I don't understand why this is confusing to anyone
The whole point of the rule was to lower the minimums for someone that completed a verified and approved training footprint, in order to produce a known quantity. You don't do the program, your training curriculum is unknown=No cookie
 
I don't understand why this is confusing to anyone
The whole point of the rule was to lower the minimums for someone that completed a verified and approved training footprint, in order to produce a known quantity. You don't do the program, your training curriculum is unknown=No cookie

I understand why they did it. But it’s confusing to me because a 141 program does not create a better or safer pilot. In many ways, a 141 syllabus is rushed and trains students to the bare minimum. There are so many restrictions on lessons that it’s hard for a student to learn more than what the syllabus says.
 
In many ways, a 141 syllabus is rushed and trains students to the bare minimum.

The point that the university based schools make (and it is a valid one) is that they are different ecause they take a full 4 years and go beyond the bare minimum.
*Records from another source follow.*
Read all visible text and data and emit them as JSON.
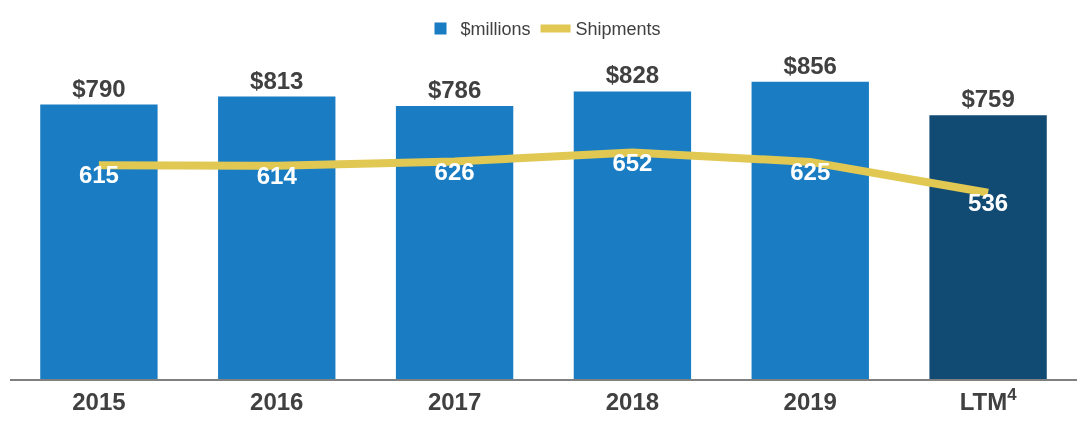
{
  "chart_data": {
    "type": "bar",
    "categories": [
      "2015",
      "2016",
      "2017",
      "2018",
      "2019",
      "LTM$^{4}$"
    ],
    "tick_labels": "x",
    "legend": "top",
    "series": [
      {
        "name": "$millions",
        "colors": [
          "#1a7dc4",
          "#1a7dc4",
          "#1a7dc4",
          "#1a7dc4",
          "#1a7dc4",
          "#114a73"
        ],
        "values": [
          790,
          813,
          786,
          828,
          856,
          759
        ],
        "value_labels": [
          "$790",
          "$813",
          "$786",
          "$828",
          "$856",
          "$759"
        ]
      },
      {
        "name": "Shipments",
        "type": "line",
        "color": "#e0c853",
        "values": [
          615,
          614,
          626,
          652,
          625,
          536
        ],
        "value_labels": [
          "615",
          "614",
          "626",
          "652",
          "625",
          "536"
        ]
      }
    ]
  }
}
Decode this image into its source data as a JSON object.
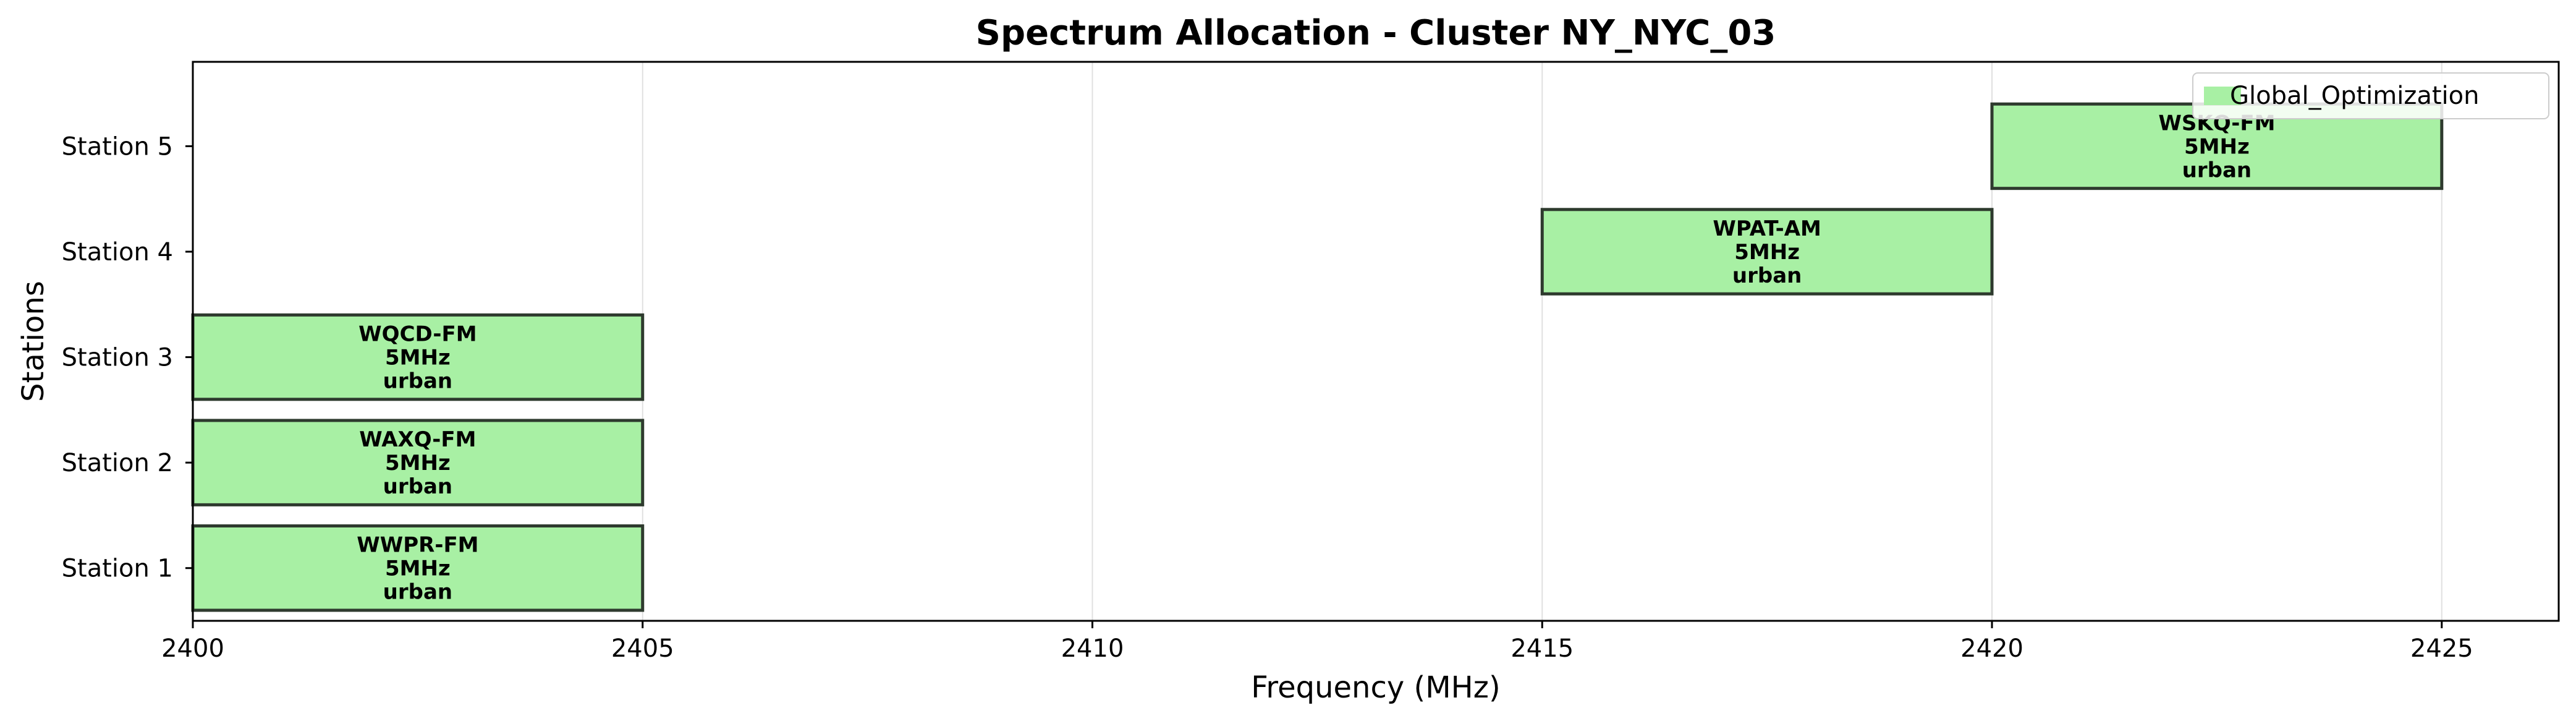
{
  "chart_data": {
    "type": "bar",
    "orientation": "horizontal-range",
    "title": "Spectrum Allocation - Cluster NY_NYC_03",
    "xlabel": "Frequency (MHz)",
    "ylabel": "Stations",
    "xlim": [
      2400,
      2426.3
    ],
    "xticks": [
      2400,
      2405,
      2410,
      2415,
      2420,
      2425
    ],
    "grid": "x",
    "legend": {
      "placement": "top-right",
      "entries": [
        {
          "label": "Global_Optimization",
          "color": "#a8f0a4"
        }
      ]
    },
    "categories": [
      "Station 1",
      "Station 2",
      "Station 3",
      "Station 4",
      "Station 5"
    ],
    "bars": [
      {
        "station": "Station 1",
        "start": 2400,
        "end": 2405,
        "callsign": "WWPR-FM",
        "bandwidth": "5MHz",
        "environment": "urban"
      },
      {
        "station": "Station 2",
        "start": 2400,
        "end": 2405,
        "callsign": "WAXQ-FM",
        "bandwidth": "5MHz",
        "environment": "urban"
      },
      {
        "station": "Station 3",
        "start": 2400,
        "end": 2405,
        "callsign": "WQCD-FM",
        "bandwidth": "5MHz",
        "environment": "urban"
      },
      {
        "station": "Station 4",
        "start": 2415,
        "end": 2420,
        "callsign": "WPAT-AM",
        "bandwidth": "5MHz",
        "environment": "urban"
      },
      {
        "station": "Station 5",
        "start": 2420,
        "end": 2425,
        "callsign": "WSKQ-FM",
        "bandwidth": "5MHz",
        "environment": "urban"
      }
    ],
    "colors": {
      "bar_fill": "#a8f0a4",
      "bar_edge": "#2e3a2e",
      "grid": "#e0e0e0",
      "axis": "#000000"
    }
  }
}
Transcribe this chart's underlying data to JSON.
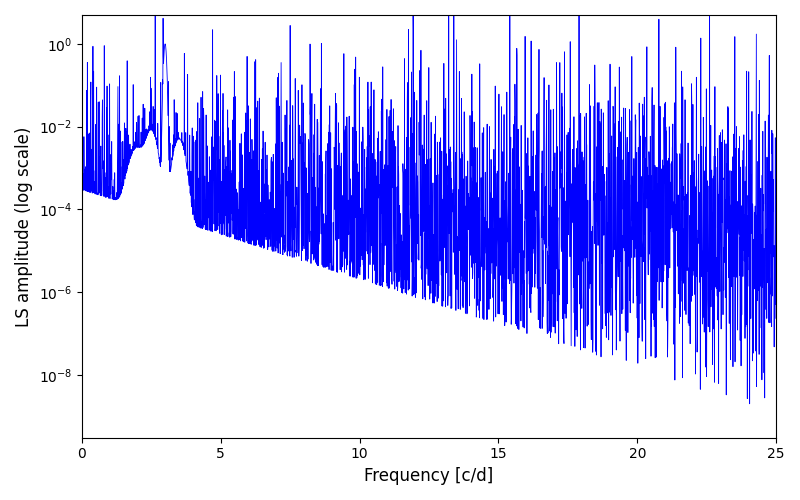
{
  "xlabel": "Frequency [c/d]",
  "ylabel": "LS amplitude (log scale)",
  "xlim": [
    0,
    25
  ],
  "ylim_log": [
    3e-10,
    5.0
  ],
  "line_color": "#0000FF",
  "line_width": 0.6,
  "background_color": "#ffffff",
  "freq_max": 25.0,
  "num_points": 3000,
  "seed": 7,
  "peak_freq": 3.0,
  "peak_amp": 1.0,
  "base_noise_level_low": 8e-05,
  "base_noise_level_high": 3e-05,
  "log_noise_sigma": 1.8
}
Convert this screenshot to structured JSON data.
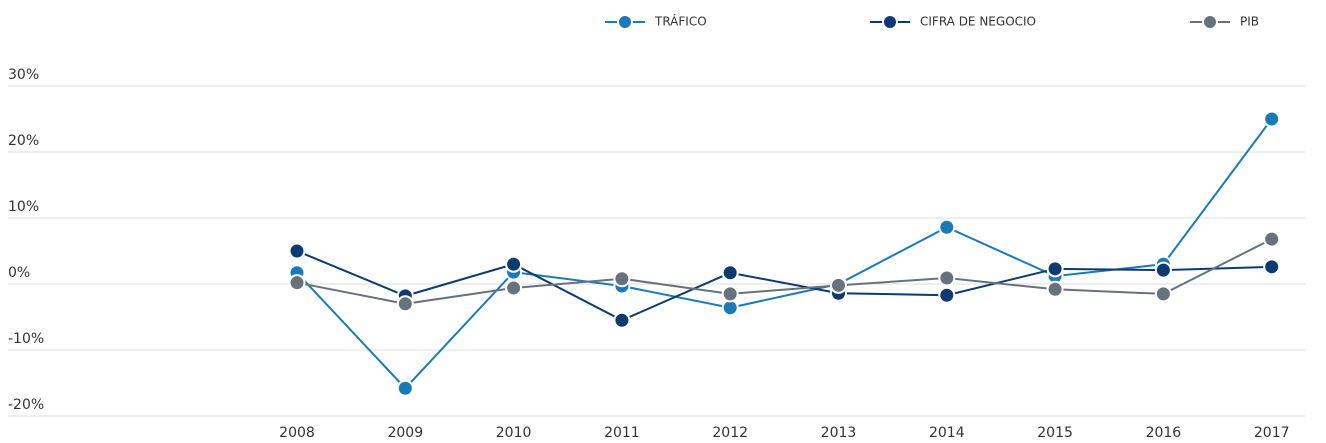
{
  "chart_data": {
    "type": "line",
    "categories": [
      "2008",
      "2009",
      "2010",
      "2011",
      "2012",
      "2013",
      "2014",
      "2015",
      "2016",
      "2017"
    ],
    "series": [
      {
        "name": "TRÁFICO",
        "color": "#1a7ab8",
        "values": [
          1.7,
          -15.8,
          1.8,
          -0.3,
          -3.6,
          0,
          8.6,
          1.2,
          3.0,
          25
        ]
      },
      {
        "name": "CIFRA DE NEGOCIO",
        "color": "#0d3a70",
        "values": [
          5.0,
          -1.8,
          3.0,
          -5.5,
          1.7,
          -1.4,
          -1.7,
          2.3,
          2.1,
          2.6
        ]
      },
      {
        "name": "PIB",
        "color": "#68727d",
        "values": [
          0.2,
          -3.0,
          -0.6,
          0.8,
          -1.5,
          -0.2,
          0.9,
          -0.8,
          -1.5,
          6.8
        ]
      }
    ],
    "ylim": [
      -20,
      30
    ],
    "yticks": [
      {
        "value": -20,
        "label": "-20%"
      },
      {
        "value": -10,
        "label": "-10%"
      },
      {
        "value": 0,
        "label": "0%"
      },
      {
        "value": 10,
        "label": "10%"
      },
      {
        "value": 20,
        "label": "20%"
      },
      {
        "value": 30,
        "label": "30%"
      }
    ],
    "grid": true,
    "legend": "top"
  }
}
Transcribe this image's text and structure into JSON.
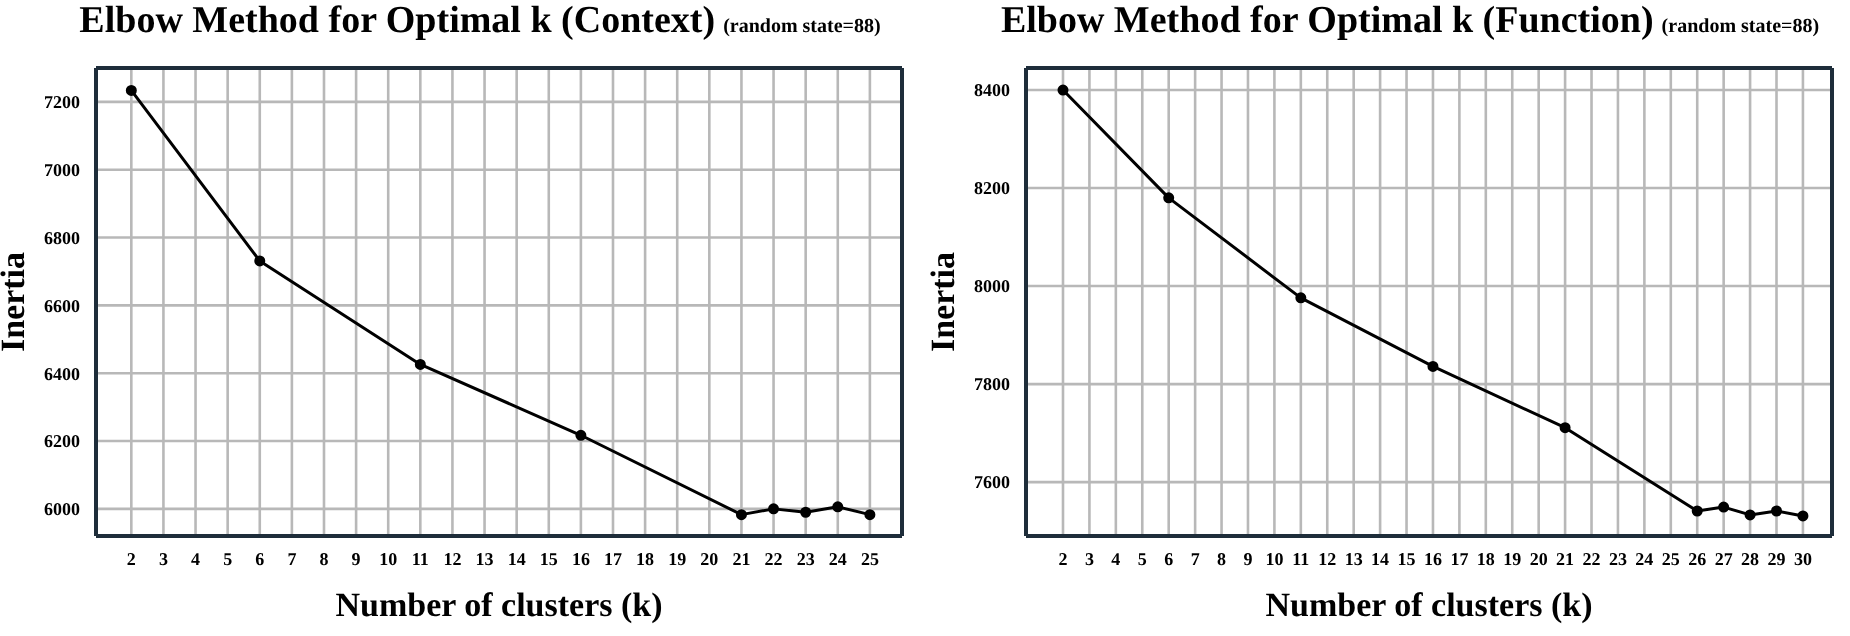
{
  "chart_data": [
    {
      "type": "line",
      "title": "Elbow Method for Optimal k (Context)",
      "subtitle": "(random state=88)",
      "xlabel": "Number of clusters (k)",
      "ylabel": "Inertia",
      "x": [
        2,
        6,
        11,
        16,
        21,
        22,
        23,
        24,
        25
      ],
      "series": [
        {
          "color": "#000000",
          "values": [
            7234,
            6731,
            6426,
            6217,
            5983,
            6000,
            5990,
            6006,
            5983
          ]
        }
      ],
      "xlim": [
        0.9,
        26
      ],
      "xticks": [
        2,
        3,
        4,
        5,
        6,
        7,
        8,
        9,
        10,
        11,
        12,
        13,
        14,
        15,
        16,
        17,
        18,
        19,
        20,
        21,
        22,
        23,
        24,
        25
      ],
      "ylim": [
        5920,
        7300
      ],
      "yticks": [
        6000,
        6200,
        6400,
        6600,
        6800,
        7000,
        7200
      ],
      "grid": true,
      "marker": "circle",
      "line_style": "solid"
    },
    {
      "type": "line",
      "title": "Elbow Method for Optimal k (Function)",
      "subtitle": "(random state=88)",
      "xlabel": "Number of clusters (k)",
      "ylabel": "Inertia",
      "x": [
        2,
        6,
        11,
        16,
        21,
        26,
        27,
        28,
        29,
        30
      ],
      "series": [
        {
          "color": "#000000",
          "values": [
            8400,
            8180,
            7976,
            7836,
            7711,
            7541,
            7549,
            7533,
            7541,
            7531
          ]
        }
      ],
      "xlim": [
        0.6,
        31.1
      ],
      "xticks": [
        2,
        3,
        4,
        5,
        6,
        7,
        8,
        9,
        10,
        11,
        12,
        13,
        14,
        15,
        16,
        17,
        18,
        19,
        20,
        21,
        22,
        23,
        24,
        25,
        26,
        27,
        28,
        29,
        30
      ],
      "ylim": [
        7490,
        8445
      ],
      "yticks": [
        7600,
        7800,
        8000,
        8200,
        8400
      ],
      "grid": true,
      "marker": "circle",
      "line_style": "solid"
    }
  ]
}
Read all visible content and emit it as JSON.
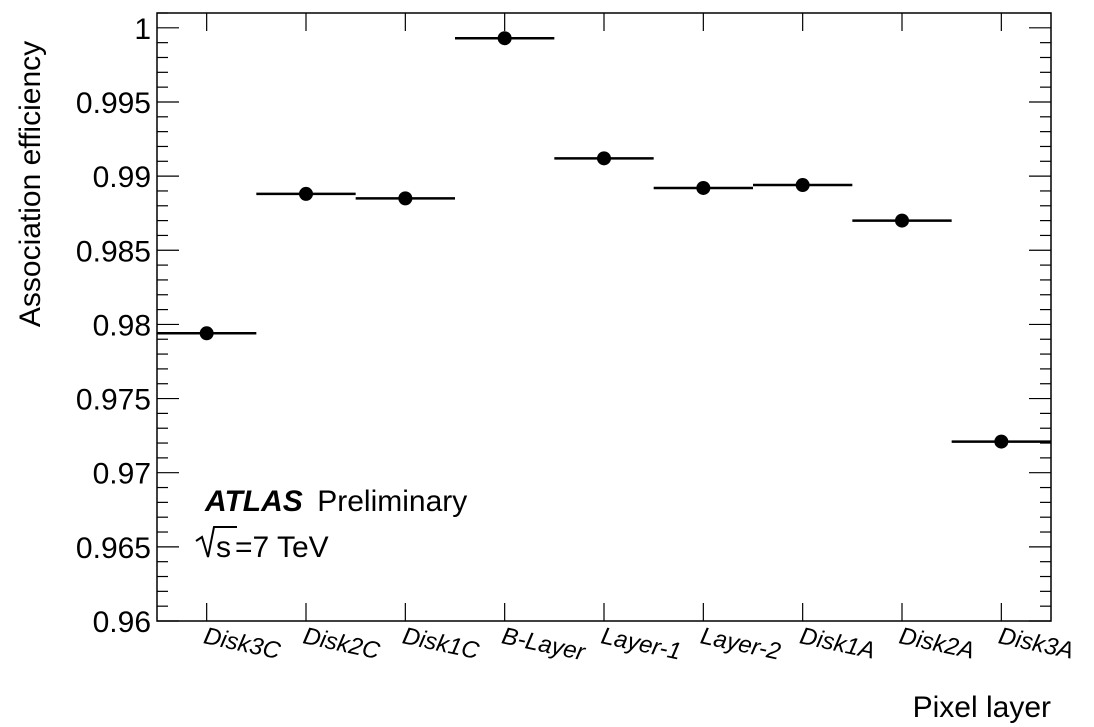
{
  "chart_data": {
    "type": "scatter",
    "categories": [
      "Disk3C",
      "Disk2C",
      "Disk1C",
      "B-Layer",
      "Layer-1",
      "Layer-2",
      "Disk1A",
      "Disk2A",
      "Disk3A"
    ],
    "values": [
      0.9794,
      0.9888,
      0.9885,
      0.9993,
      0.9912,
      0.9892,
      0.9894,
      0.987,
      0.9721
    ],
    "xlabel": "Pixel layer",
    "ylabel": "Association efficiency",
    "ylim": [
      0.96,
      1.001
    ],
    "yticks": [
      "0.96",
      "0.965",
      "0.97",
      "0.975",
      "0.98",
      "0.985",
      "0.99",
      "0.995",
      "1"
    ],
    "ytick_values": [
      0.96,
      0.965,
      0.97,
      0.975,
      0.98,
      0.985,
      0.99,
      0.995,
      1.0
    ],
    "annotations": {
      "experiment": "ATLAS",
      "status": "Preliminary",
      "energy_sqrt": "s",
      "energy_value": "=7 TeV"
    },
    "grid": false,
    "marker_color": "#000000"
  }
}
ATP, FSA, and the other stand alone 141 programs tend to rush you through and teach you just enough to pass the check ride.

Now the position of Riddle that they somehow produce pilots that are automatically better because they slept through CRM class is BS.
 
I watched a transition from 61 to 141 and the quality of the student's learning experience suffered.

Not trying to sound like a "get off my lawn" type, but before it started we were teaching people to become pilots, more than just teaching - mentoring. After the switch we were rushing to check boxes to keep some empty suit who had never flown an airplane off our backs.
 
I don't understand why this is confusing to anyone
The whole point of the rule was to lower the minimums for someone that completed a verified and approved training footprint, in order to produce a known quantity. You don't do the program, your training curriculum is unknown=No cookie

I haven't researched the details of 141 programs, but it wouldn't take much effort for them to provide different entry points for their students if it were permitted. "A verified and approved training footprint" is not incompatible with accepting some training received elsewhere.

The whole industry is based on accepting training received elsewhere and then independently evaluating the skills and knowledge of the individual.

It's about money, not safety.
 
The whole industry is based on accepting training received elsewhere and then independently evaluating the skills and knowledge of the individual.
Hilariously (?) tests of general intelligence are not predictive of success in training or operations for anyone who is not an ab initio student.

And, at the airline "level," broken though it is, nobody is an ab initio student.

Academic records, also hiliariously, tend to be more predictable.